What follows is something I’ve been meaning to post for awhile, ever since I realized it had become necessary. I would have thought this point was already quite sufficiently clear to all concerned, but since there’s apparently been some fairly significant confusion out there regarding my fundamental position on the things I discuss here:

Please do not make the mistake of believing I endorse or embrace technological interventions, whether in urban space or in everyday life, simply because I spend the lion’s share of my time talking, reading, thinking and writing about same.

I spend so much time considering these issues because I believe that both our experience of a given place, and the choices available to us in that place, are already heavily conditioned by the network weather. We needn’t wait for some maximalist vision of urban computing to come to pass: this is all true now, right now. What people are saying about you online, how they rate the businesses around you, which social networks their customers are using — these are the things which now tell.

You don’t have to like what this all implies. Most days I myself do not; I tend to think that there are very few ways you could augment, say, dinner with friends that would actually improve the experience. But if you care about cities and what people can do with them, you do need to understand these technologies and their potential.

The irritating guy with the popped collar standing next to you at the bar? He paid less for his G&T than you did, because he’s the Mayor of this place on Foursquare, and the management has cannily decreed Mayors get a 5% discount. Ten minutes from now, the place is going to fill up with his equally annoying buddies, absolutely ruining your hope of a quiet drink. And they’re going to show up not because he did so much as call them to tell them where he’d be, but because he’s got things set so his Foursquare account automatically posts to his Facebook page. Buddies of his that don’t even use Foursquare will come, to slouch at the bar, stab at their phones and try and figure out where the party’s going next.

You’ll settle up and leave, miffed, and ease on down the road a spell to a place you know where you can get a decent bowl of penne — nothing special, but good and hearty and cheap, and you’ll chase it with the big bouncy house red, and all will be well and right with the world. Except the Italian place is gone, gone because it racked up too many nasty reviews on Yelp, or somebody Googlebombed its listing, or its hundred healthcode violations made it positively radioactive on Everyblock.

Two years from now, these names will most likely be different. But the point will remain: if services like these are opaque to you, if you don’t know what they are and how they work, you’ll never have the foggiest clue why things shook out the way they did. Your evening will have a completely different shape and texture than what it would have prior to the advent of ubiquitous mobile Internet. You’ll have been tossed this way and that by the gusts and squalls of network weather.

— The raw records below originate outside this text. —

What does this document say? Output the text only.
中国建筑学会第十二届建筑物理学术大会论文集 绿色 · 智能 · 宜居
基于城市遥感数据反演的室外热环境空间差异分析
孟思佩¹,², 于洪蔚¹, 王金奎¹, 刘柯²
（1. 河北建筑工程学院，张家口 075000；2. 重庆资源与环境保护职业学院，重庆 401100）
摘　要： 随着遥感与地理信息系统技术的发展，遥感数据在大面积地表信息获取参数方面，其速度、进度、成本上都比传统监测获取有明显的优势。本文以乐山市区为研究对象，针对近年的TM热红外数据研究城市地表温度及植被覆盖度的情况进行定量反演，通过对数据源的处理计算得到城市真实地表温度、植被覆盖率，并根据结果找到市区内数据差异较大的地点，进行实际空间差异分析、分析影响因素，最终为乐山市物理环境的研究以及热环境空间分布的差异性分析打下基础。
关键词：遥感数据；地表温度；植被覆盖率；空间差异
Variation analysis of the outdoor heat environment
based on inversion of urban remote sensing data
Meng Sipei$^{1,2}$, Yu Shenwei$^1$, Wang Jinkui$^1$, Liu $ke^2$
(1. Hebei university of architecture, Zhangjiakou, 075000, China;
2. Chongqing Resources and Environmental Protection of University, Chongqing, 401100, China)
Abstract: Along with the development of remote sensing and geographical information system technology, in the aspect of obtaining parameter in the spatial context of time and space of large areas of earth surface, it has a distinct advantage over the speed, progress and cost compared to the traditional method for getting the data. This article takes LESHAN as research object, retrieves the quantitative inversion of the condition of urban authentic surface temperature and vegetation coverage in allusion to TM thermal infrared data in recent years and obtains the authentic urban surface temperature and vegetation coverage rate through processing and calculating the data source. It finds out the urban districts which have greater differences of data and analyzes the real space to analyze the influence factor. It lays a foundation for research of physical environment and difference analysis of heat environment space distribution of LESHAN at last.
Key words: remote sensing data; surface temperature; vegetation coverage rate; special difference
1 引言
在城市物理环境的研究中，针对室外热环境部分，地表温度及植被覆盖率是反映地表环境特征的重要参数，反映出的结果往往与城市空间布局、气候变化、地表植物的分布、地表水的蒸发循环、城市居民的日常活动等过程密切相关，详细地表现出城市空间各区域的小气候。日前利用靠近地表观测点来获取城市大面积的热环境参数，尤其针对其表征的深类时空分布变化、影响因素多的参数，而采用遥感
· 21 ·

Of course, you could just as easily argue that your evening out would be inflected in all sorts of delightful ways by the prevailing winds. Either way, though: inflected it will be.

And that’s why, as someone who enjoys all the things cities do for us, I’ve taken on the project of anticipating trends in technical development as they apply to urban experience. My aims are to challenge and contest visions of the networked city that seem to me to be designed in ignorance of everything we know about how cities (and people) work; to encourage literacy in the networked and other complex systems that now undergird so many urban interactions; and to instill in all of us a sense of our own agency in these matters.

Networked urbanism, read/write urbanism, open-source urbanism…sure, these things are in their infancy. But if the whole domain retains some plasticity, it’s also beginning to be shaped by parties motivated solely by their own interests, and absolutely not by any larger affinity for urban life and its benisons. To be blunt, I don’t want the IBMs and Ciscos and Microsofts of the world defining what networked urbanism can be for me…or, forgive my presumption, what it can be for you, either.

I still believe, as Howard Rheingold used to say, that “what it is…is up to us.” But only if we’re willing to get our hands dirty, challenge ourselves, and pursue insight even if it originates from outside our comfort zone. It’s what I’ve been trying to do myself, these last twelve years or so, and it would be particularly gratifying if you interpreted my efforts here in this light.